Now, more recently, two more came up on sale in Walmart for $17 each. I could not refuse. Next mod was to take a top and fit Charbroil tubular legs to it so turning it into a bottom. Also made provisions for supporting the charcoal pan directly into it so I could lift everything off to attend to the fire. Did the RTV seal on the bottom and fitted four over-center latches to the top and bottom portions to maintain 100% seal. Unit sits about 10" higher which puts it up to WSM height. Then fitted an offset hood hinge plus silicon grommets for three remote probe installation.

Next I fitted a BGE vent to the top and the BGE sliding air inlet to the bottom. This is a smoking beast now, maintaining any temp I set between 150f and 350f and on Royal Oak lump charcoal I can sustain an 8 hour smoke. Re-fueling and adding smoke wood is a doddle. I cannot fault it and have found no shortcomings even though I push it hard and long. Total money invested:

$84.00 for three 18" smokers
$17.50 for thermometer
$26.00 for legs
$23.00 for latches
$37.50 Hood Hinge
$35.00 BGE Chimney
$20.00 BGE Inlet vent
$25.00 aprox for RTV and Fasteners etc

Total = $268.00

A bit cheaper than a WSM which is held as the gold standard...and I would judge it to be very comparable on performance, possibly better. Plus I have loads of pieces parts to form the basis of another custom build.

Life is smokin"

Questions and comments welcomed....thank you for your patience...


----------



## HalfSmoked (Feb 28, 2019)

That is what I started doing my smoking on also. It was use till there was nothing left of it.

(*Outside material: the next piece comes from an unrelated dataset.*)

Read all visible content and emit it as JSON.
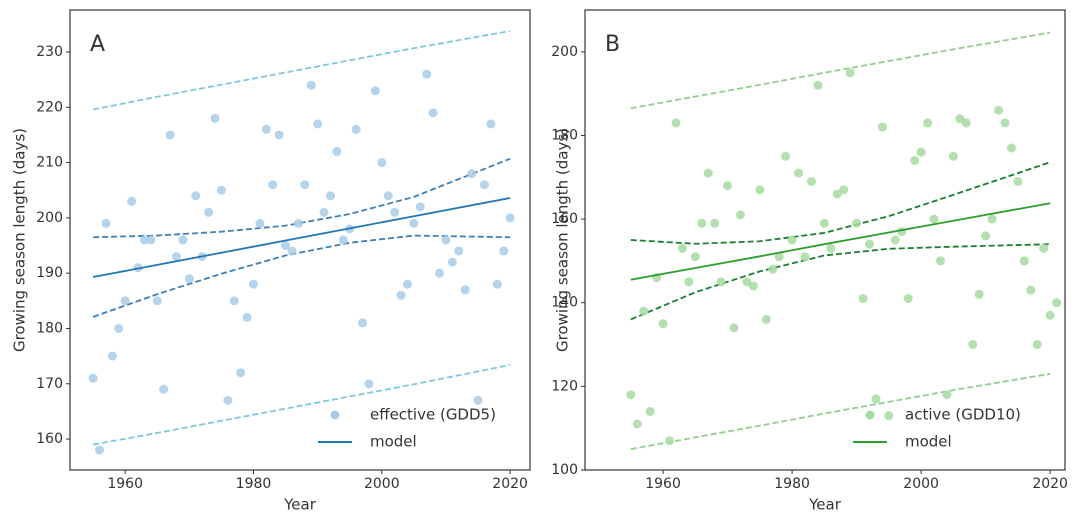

Let me also say welcome to SMF.

Warren


----------



## Ian Burnt Ends (Feb 28, 2019)

HalfSmoked said:


> That is what I started doing my smoking on also. It was use till there was nothing left of it.
> 
> Let me also say welcome to SMF.
> 
> Warren


Thank you for the welcome Warren, I feel that I will learn a lot and have some fun here...


----------



## fivetricks (Feb 28, 2019)

I'd love to see pics of it all :-)


----------



## kruizer (Feb 28, 2019)

Welcome to SMF from Minnesota.


----------



## MetalHeadMeatEater (Feb 28, 2019)

Thanks for the good read, Ian! And happy smoking from Texas!


----------



## Ian Burnt Ends (Mar 1, 2019)

fivetricks said:


> I'd love to see pics of it all :-)


G'day, I have been taking stage pictures on my phone but having trouble sorting it out. Going to be pretty busy over the next three or four days so I promise I will get back with plenty pictures by mid next week...


----------



## Ian Burnt Ends (Mar 1, 2019)

MetalHeadMeatEater said:


> Thanks for the good read, Ian! And happy smoking from Texas!


Once I get a new hobby...stand back...:-)


----------



## Ian Burnt Ends (Mar 1, 2019)

kruizer said:


> Welcome to SMF from Minnesota.


Looking forward to learning lots from you guys....


----------



## Ian Burnt Ends (Mar 6, 2019)

Here are some pictures of the modified bullet, enjoy...


----------



## Ian Burnt Ends (Mar 6, 2019)

fivetricks said:


> I'd love to see pics of it all :-)


Pics posted...


----------



## Ian Burnt Ends (Mar 20, 2019)

Since starting this thread I have now smoked ribs, spatchcocked chicken, homemade sausages, chicken legs, brisket, pork butts and salmon. Modifying this machine was well worth the effort. It is totally air tight except for the air inlet and exhaust outlet. Temp control and longevity of fire is amazing.

I am now working on coupling a flexible hose from the exhaust vent stub to a stub I will weld on the door of the small bullet that I used as a test rig. With about five foot or so of hose I hope to convert the smaller unit into a cold smoker.


----------